Clinical Trials

Inclusion Criteria:

• ECOG performance status of 0, 1, or 2.
• Pathologically documented diagnosis of colorectal adenocarcinoma.
• Progressed on or intolerant of at least 2 prior cancer therapy regimens administered for metastatic disease.
• Completion of all previous therapy (including surgery, radiotherapy, chemotherapy, immunotherapy, or investigational therapy) for the treatment of cancer ≥3 weeks before the start of study therapy. 
• Part 2 only:   Presence of radiographically measurable disease (defined as the presence of ≥1 lesion that measures ≥10 mm [≥15 mm for lymph nodes]). Measurable disease that was previously radiated is only permitted if progressing.
• Agrees to undergo a pretreatment and a post-treatment biopsy.
• Microsatellite stable disease determined by IHC and/or polymerase chain reaction (PCR). - Adequate bone marrow function - Adequate hepatic function - Adequate renal function
• Normal coagulation profile.
• Negative antiviral serology.
• Female subjects of childbearing potential must not be pregnant or breastfeeding.
• Willingness to use protocol-recommended methods of contraception or to abstain from heterosexual intercourse from start of therapy until at lest 30 days after the last dose of study therapy.
• Life expectancy of ≥3 months.

Exclusion Criteria:

• History of another malignancy except for adequately treated local basal cell or squamous cell carcinoma of the skin; in situ cervical or breast carcinoma; adequately treated, papillary, noninvasive bladder cancer; other adequately treated Stage 1 or 2 cancers currently in complete remission, or any other cancer that has been in complete remission for ≥2 years. 
• Known symptomatic brain metastases requiring ≥10 mg/day of prednisolone (or its equivalent).
• Significant cardiovascular disease. - Significant screening ECG abnormalities.
• Active autoimmune disease that might deteriorate when receiving an immunostimulatory agent.
• Known history of colitis, inflammatory bowel disease, pneumonitis, or pulmonary fibrosis. 
• Ongoing risk for bleeding due to active peptic ulcer disease or bleeding diathesis.
• Evidence of an ongoing systemic bacterial, fungal, or viral infection.
• Any condition that may impact the subject's ability to swallow oral medications.
• Major surgery within 4 weeks before the start of study therapy.
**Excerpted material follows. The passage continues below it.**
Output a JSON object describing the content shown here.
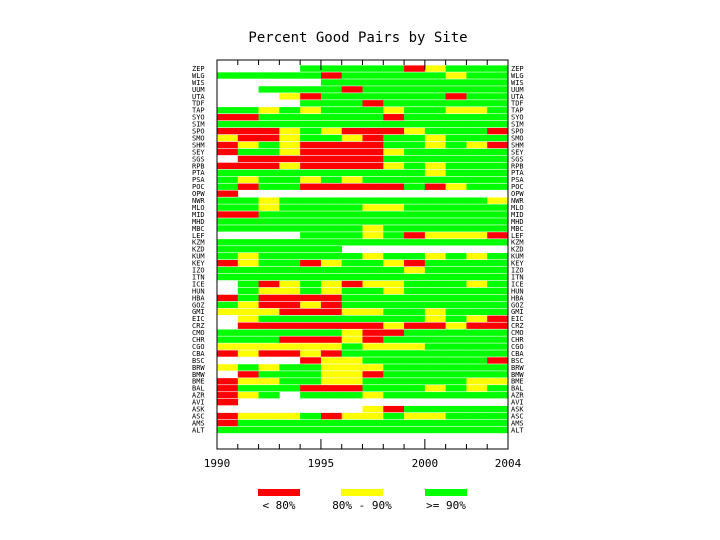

• Prior solid organ or bone marrow progenitor cell transplantation.
• Prior therapy with any known inhibitor of MNK-1 or MNK-2.
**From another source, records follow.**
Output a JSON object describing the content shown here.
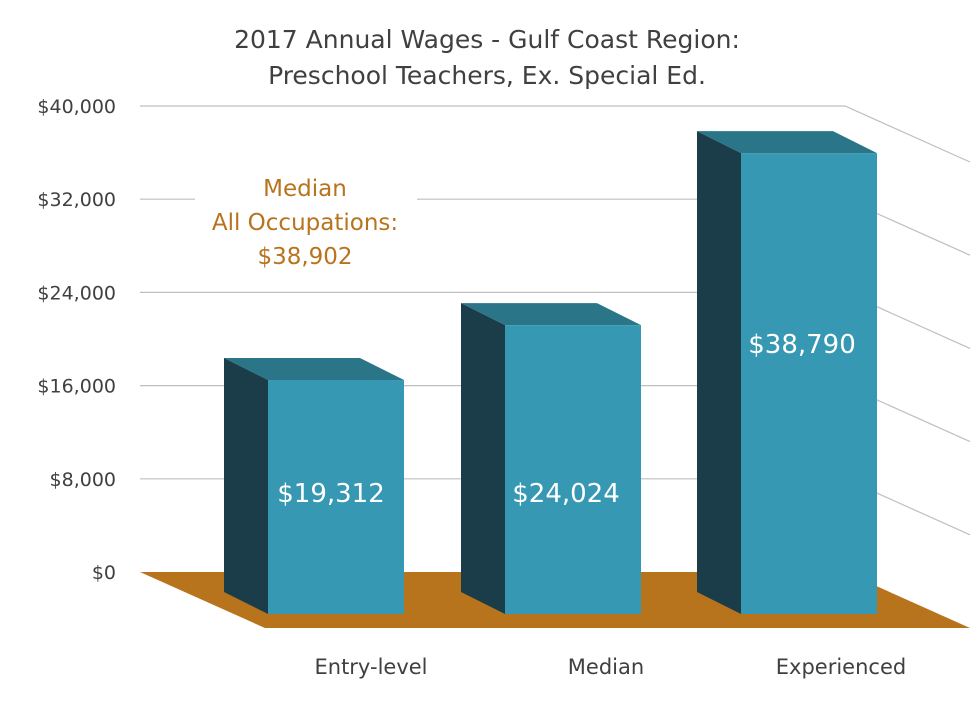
{
  "chart_data": {
    "type": "bar",
    "title": [
      "2017 Annual Wages - Gulf Coast Region:",
      "Preschool Teachers, Ex. Special Ed."
    ],
    "categories": [
      "Entry-level",
      "Median",
      "Experienced"
    ],
    "values": [
      19312,
      24024,
      38790
    ],
    "data_labels": [
      "$19,312",
      "$24,024",
      "$38,790"
    ],
    "ylim": [
      0,
      40000
    ],
    "y_ticks": [
      0,
      8000,
      16000,
      24000,
      32000,
      40000
    ],
    "y_tick_labels": [
      "$0",
      "$8,000",
      "$16,000",
      "$24,000",
      "$32,000",
      "$40,000"
    ],
    "grid": true,
    "style": "3d",
    "annotation": [
      "Median",
      "All Occupations:",
      "$38,902"
    ],
    "colors": {
      "bar_front": "#3798B3",
      "bar_side": "#1A3D49",
      "bar_top": "#2A7587",
      "floor": "#B8731D",
      "annotation": "#B8731D",
      "gridline": "#BFBFBF"
    }
  }
}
• Prior therapy with any of the following: PD-1, PD-L1, CTLA4 antibody, or any other drug targeting T cell checkpoint pathways.
• Prior high dose chemotherapy requiring stem cell rescue.
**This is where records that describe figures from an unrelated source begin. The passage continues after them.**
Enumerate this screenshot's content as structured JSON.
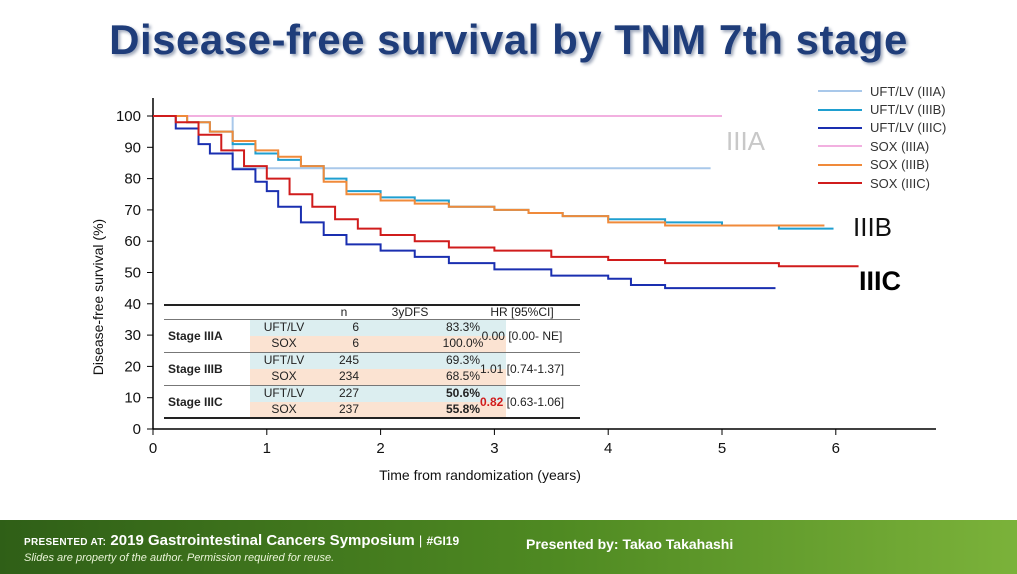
{
  "title": "Disease-free survival by TNM 7th stage",
  "chart_data": {
    "type": "line",
    "title": "Disease-free survival by TNM 7th stage",
    "xlabel": "Time from randomization (years)",
    "ylabel": "Disease-free survival (%)",
    "xlim": [
      0,
      7
    ],
    "ylim": [
      0,
      100
    ],
    "xticks": [
      0,
      1,
      2,
      3,
      4,
      5,
      6
    ],
    "yticks": [
      0,
      10,
      20,
      30,
      40,
      50,
      60,
      70,
      80,
      90,
      100
    ],
    "legend_position": "top-right",
    "series": [
      {
        "name": "UFT/LV (IIIA)",
        "color": "#a9c8ea",
        "x": [
          0,
          0.7,
          0.7,
          1.5,
          4.9
        ],
        "y": [
          100,
          100,
          83.3,
          83.3,
          83.3
        ]
      },
      {
        "name": "UFT/LV (IIIB)",
        "color": "#1f9fd0",
        "x": [
          0,
          0.3,
          0.5,
          0.7,
          0.9,
          1.1,
          1.3,
          1.5,
          1.7,
          2.0,
          2.3,
          2.6,
          3.0,
          3.3,
          3.6,
          4.0,
          4.5,
          5.0,
          5.5,
          5.98
        ],
        "y": [
          100,
          98,
          95,
          91,
          88,
          86,
          84,
          80,
          76,
          74,
          73,
          71,
          70,
          69,
          68,
          67,
          66,
          65,
          64,
          64
        ]
      },
      {
        "name": "UFT/LV (IIIC)",
        "color": "#1a2fb0",
        "x": [
          0,
          0.2,
          0.4,
          0.5,
          0.7,
          0.9,
          1.0,
          1.1,
          1.3,
          1.5,
          1.7,
          2.0,
          2.3,
          2.6,
          3.0,
          3.5,
          4.0,
          4.2,
          4.5,
          5.0,
          5.47
        ],
        "y": [
          100,
          96,
          91,
          88,
          83,
          79,
          76,
          71,
          66,
          62,
          59,
          57,
          55,
          53,
          51,
          49,
          48,
          46,
          45,
          45,
          45
        ]
      },
      {
        "name": "SOX (IIIA)",
        "color": "#f2b0e0",
        "x": [
          0,
          5.0
        ],
        "y": [
          100,
          100
        ]
      },
      {
        "name": "SOX (IIIB)",
        "color": "#f08a3a",
        "x": [
          0,
          0.3,
          0.5,
          0.7,
          0.9,
          1.1,
          1.3,
          1.5,
          1.7,
          2.0,
          2.3,
          2.6,
          3.0,
          3.3,
          3.6,
          4.0,
          4.5,
          5.0,
          5.5,
          5.9
        ],
        "y": [
          100,
          98,
          95,
          92,
          89,
          87,
          84,
          79,
          75,
          73,
          72,
          71,
          70,
          69,
          68,
          66,
          65,
          65,
          65,
          65
        ]
      },
      {
        "name": "SOX (IIIC)",
        "color": "#d01c1c",
        "x": [
          0,
          0.2,
          0.4,
          0.6,
          0.8,
          1.0,
          1.2,
          1.4,
          1.6,
          1.8,
          2.0,
          2.3,
          2.6,
          3.0,
          3.5,
          4.0,
          4.5,
          5.0,
          5.5,
          6.2
        ],
        "y": [
          100,
          98,
          94,
          89,
          84,
          80,
          75,
          71,
          67,
          64,
          62,
          60,
          58,
          57,
          55,
          54,
          53,
          53,
          52,
          52
        ]
      }
    ],
    "annotations": [
      "IIIA",
      "IIIB",
      "IIIC"
    ]
  },
  "stage_labels": {
    "iiia": "IIIA",
    "iiib": "IIIB",
    "iiic": "IIIC"
  },
  "table": {
    "headers": {
      "n": "n",
      "dfs": "3yDFS",
      "hr": "HR [95%CI]"
    },
    "rows": [
      {
        "stage": "Stage IIIA",
        "uft": {
          "arm": "UFT/LV",
          "n": "6",
          "dfs": "83.3%"
        },
        "sox": {
          "arm": "SOX",
          "n": "6",
          "dfs": "100.0%"
        },
        "hr_value": "0.00",
        "hr_ci": "[0.00- NE]"
      },
      {
        "stage": "Stage IIIB",
        "uft": {
          "arm": "UFT/LV",
          "n": "245",
          "dfs": "69.3%"
        },
        "sox": {
          "arm": "SOX",
          "n": "234",
          "dfs": "68.5%"
        },
        "hr_value": "1.01",
        "hr_ci": "[0.74-1.37]"
      },
      {
        "stage": "Stage IIIC",
        "uft": {
          "arm": "UFT/LV",
          "n": "227",
          "dfs": "50.6%"
        },
        "sox": {
          "arm": "SOX",
          "n": "237",
          "dfs": "55.8%"
        },
        "hr_value": "0.82",
        "hr_ci": "[0.63-1.06]"
      }
    ]
  },
  "footer": {
    "presented_at_label": "PRESENTED AT:",
    "symposium": "2019 Gastrointestinal Cancers Symposium",
    "separator": "|",
    "hashtag": "#GI19",
    "note": "Slides are property of the author. Permission required for reuse.",
    "presenter": "Presented  by: Takao Takahashi"
  }
}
• Intolerance to or prior severe (≥Grade 3) allergic or anaphylactic reaction to infused antibodies or infused therapeutic proteins. 
• Vaccination within 4 weeks of the first dose of avelumab and while on study.
• Ongoing immunosuppressive therapy.
• Use of a strong inhibitor or inducer of cytochrome P450 3A4 (CYP3A4) within 7 days prior to the start of study therapy or expected requirement for use of a strong CYP3A4 inhibitor or inducer during study therapy.
• Previously received investigational product in a clinical trial within 30 days or within 5 elimination half lives (whichever is longer) prior to the start of study therapy, or is planning to take part in another clinical trial while participating in this study.
• Has any illness, medical condition, organ system dysfunction, or social situation, including mental illness or substance abuse, deemed by the Investigator to be likely to interfere with a subject's ability to sign informed consent, adversely affect the subject's ability to cooperate and participate in the study, or compromise the interpretation of study results.